IME, this is just about the opposite of true.

I recently did a deep dive of an (allegedly) human-curated selection of 40K blogs containing 600K posts. I got the list from Kagi’s Small Web Index [1]. I haven’t published anything about it yet, but the takeaway is that nostalgia for the IndieWeb is largely misplaced.

The overwhelming majority of was 2010s era “content marketing” SEO slop.

The next largest slice was esoteric nostalgia content. Like, “Look at these antique toys/books/movies/etc!”. You’d be shocked at the volume of this still being written by retirees on Blogger (no shade, it’s good to have a hobby, but goddamn there are a lot of you).

The slice of “things an average person might plausibly care to look at” was vanishingly small.

There are no spam filters, mods, or ways to report abuse when you run your content mill on your own domain.
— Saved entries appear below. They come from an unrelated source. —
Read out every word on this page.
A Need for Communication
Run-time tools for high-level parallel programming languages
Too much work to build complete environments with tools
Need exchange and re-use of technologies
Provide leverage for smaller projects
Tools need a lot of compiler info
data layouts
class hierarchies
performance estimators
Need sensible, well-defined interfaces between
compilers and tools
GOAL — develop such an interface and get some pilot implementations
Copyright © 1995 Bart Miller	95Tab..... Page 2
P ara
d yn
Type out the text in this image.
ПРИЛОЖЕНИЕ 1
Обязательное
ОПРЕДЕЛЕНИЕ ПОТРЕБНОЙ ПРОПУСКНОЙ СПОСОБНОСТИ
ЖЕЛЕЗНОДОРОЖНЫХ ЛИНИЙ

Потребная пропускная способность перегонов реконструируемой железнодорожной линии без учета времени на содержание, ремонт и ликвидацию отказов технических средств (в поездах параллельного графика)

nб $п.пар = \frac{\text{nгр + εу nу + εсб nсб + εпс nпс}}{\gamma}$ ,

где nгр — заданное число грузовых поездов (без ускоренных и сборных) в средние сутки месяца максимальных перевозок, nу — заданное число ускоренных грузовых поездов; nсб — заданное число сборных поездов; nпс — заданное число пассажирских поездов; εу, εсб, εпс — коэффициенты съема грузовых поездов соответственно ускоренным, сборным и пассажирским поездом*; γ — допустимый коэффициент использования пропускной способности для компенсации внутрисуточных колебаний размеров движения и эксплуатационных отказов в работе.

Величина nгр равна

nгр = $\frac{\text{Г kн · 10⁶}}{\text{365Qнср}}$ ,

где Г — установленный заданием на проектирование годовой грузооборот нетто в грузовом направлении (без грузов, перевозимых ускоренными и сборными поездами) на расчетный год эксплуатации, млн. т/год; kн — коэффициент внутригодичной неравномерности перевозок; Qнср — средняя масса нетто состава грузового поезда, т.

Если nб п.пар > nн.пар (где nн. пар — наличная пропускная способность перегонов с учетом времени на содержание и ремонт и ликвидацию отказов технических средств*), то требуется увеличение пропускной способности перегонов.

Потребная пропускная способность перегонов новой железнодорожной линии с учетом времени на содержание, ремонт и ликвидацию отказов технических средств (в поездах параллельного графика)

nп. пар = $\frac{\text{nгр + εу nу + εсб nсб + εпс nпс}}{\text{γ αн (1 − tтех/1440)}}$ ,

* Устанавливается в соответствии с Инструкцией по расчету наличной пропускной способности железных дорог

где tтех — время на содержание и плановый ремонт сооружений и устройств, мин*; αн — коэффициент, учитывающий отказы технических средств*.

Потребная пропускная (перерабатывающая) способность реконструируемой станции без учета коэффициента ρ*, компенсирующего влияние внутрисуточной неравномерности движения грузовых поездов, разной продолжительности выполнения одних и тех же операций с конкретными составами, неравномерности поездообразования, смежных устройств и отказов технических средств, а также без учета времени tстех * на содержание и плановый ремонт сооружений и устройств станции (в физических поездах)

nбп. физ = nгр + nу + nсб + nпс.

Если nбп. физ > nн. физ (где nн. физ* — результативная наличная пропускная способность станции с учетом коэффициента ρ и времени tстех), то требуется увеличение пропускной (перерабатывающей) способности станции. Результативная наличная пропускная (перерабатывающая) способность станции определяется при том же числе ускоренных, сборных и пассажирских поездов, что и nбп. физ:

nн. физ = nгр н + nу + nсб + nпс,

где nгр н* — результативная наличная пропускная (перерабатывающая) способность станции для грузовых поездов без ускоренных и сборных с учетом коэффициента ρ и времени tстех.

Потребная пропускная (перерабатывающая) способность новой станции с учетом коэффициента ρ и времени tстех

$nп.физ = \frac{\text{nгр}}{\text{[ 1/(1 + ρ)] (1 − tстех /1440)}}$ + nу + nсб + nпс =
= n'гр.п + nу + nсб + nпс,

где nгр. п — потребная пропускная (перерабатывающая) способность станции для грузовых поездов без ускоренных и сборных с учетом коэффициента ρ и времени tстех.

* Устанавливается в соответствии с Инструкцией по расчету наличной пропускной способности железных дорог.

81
Like you, I was somewhat surprised by this result. I have to assume this is little more than a marketing ploy by Kagi to turn content producers who want clicks into Kagi customers. That list is not suited for any other purpose I can discern.

[1] https://github.com/kagisearch/smallweb


Replies

econtoday at 3:35 AM

I once spend half a day or so gathering RSS feeds from fortune 500 companies press releases. I expected it to be mostly bullshit but was pleasantly surprised. Apparently if one spends enough millions on doing something there is no room for bullshit in the publication.